3. As Monica and Quincy continued to grow and their relationship continued to evolve, I adore how they had a way of challenging and comforting each other.
Quincy would call Monica out on her stank attitude on the court (and sometimes off of it, if we're gonna be real) while Monica literally provided him with a place to lay his head when he couldn't sleep due to his parents' incessant late night arguments. A solid foundation was being laid, perhaps without them even knowing it, very early on.
4. The dance. Let me back up—the music and the dance...and what followed later that evening. "Making Love in the Rain" (Herb Alpert, Lisa Keith, Janet Jackson) played while Monica was getting ready for the dance. RIP to Johnny Kemp who had his song, "Just Got Paid" featured at the dance itself, along with the Zapp & Roger (also RIP Roger and Larry Troutman) slow jam classic, "I Wanna Be Your Man". Geeze so much happened up in that dance.

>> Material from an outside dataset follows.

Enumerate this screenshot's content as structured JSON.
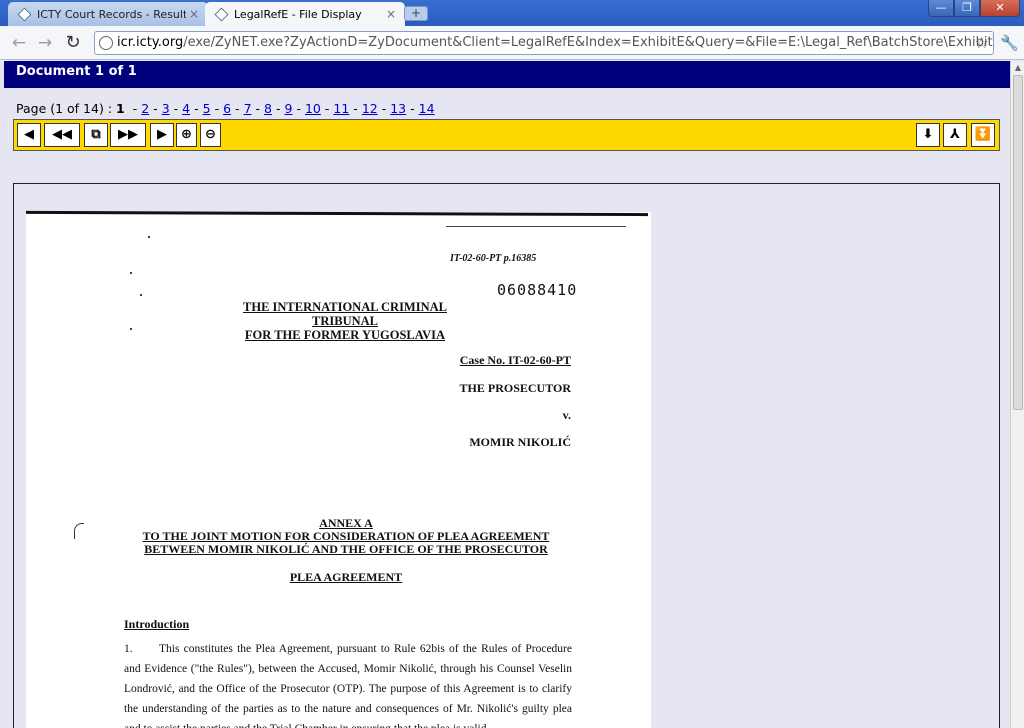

Boris Kodjoe's character was Monica's date (do Boris or Sanaa ever age? I recently watched Boris in TLC's "Red Light Special" music video and asked myself that). Shawnee got some more shots in (like talking about Monica's "Nike dress"). Monica reminded Quincy that her date to the dance wasn't her basketball Spalding. But, by far, my favorite part was the GIF you're looking at. Sometimes eyes say more than words ever do.
5. And that eye contact ultimately led Monica giving her virginity to Quincy (did she always keep her bedroom door locked or what? Quincy sure was in that room a lot) with the help of another jam, "This Woman's Work" by Maxwell. If anyone recalls the first time when they had sex (especially if it was with your first love), you can vouch for that being a pretty realistic scene too (shout-out to Quincy using a condom). I'll leave that right there.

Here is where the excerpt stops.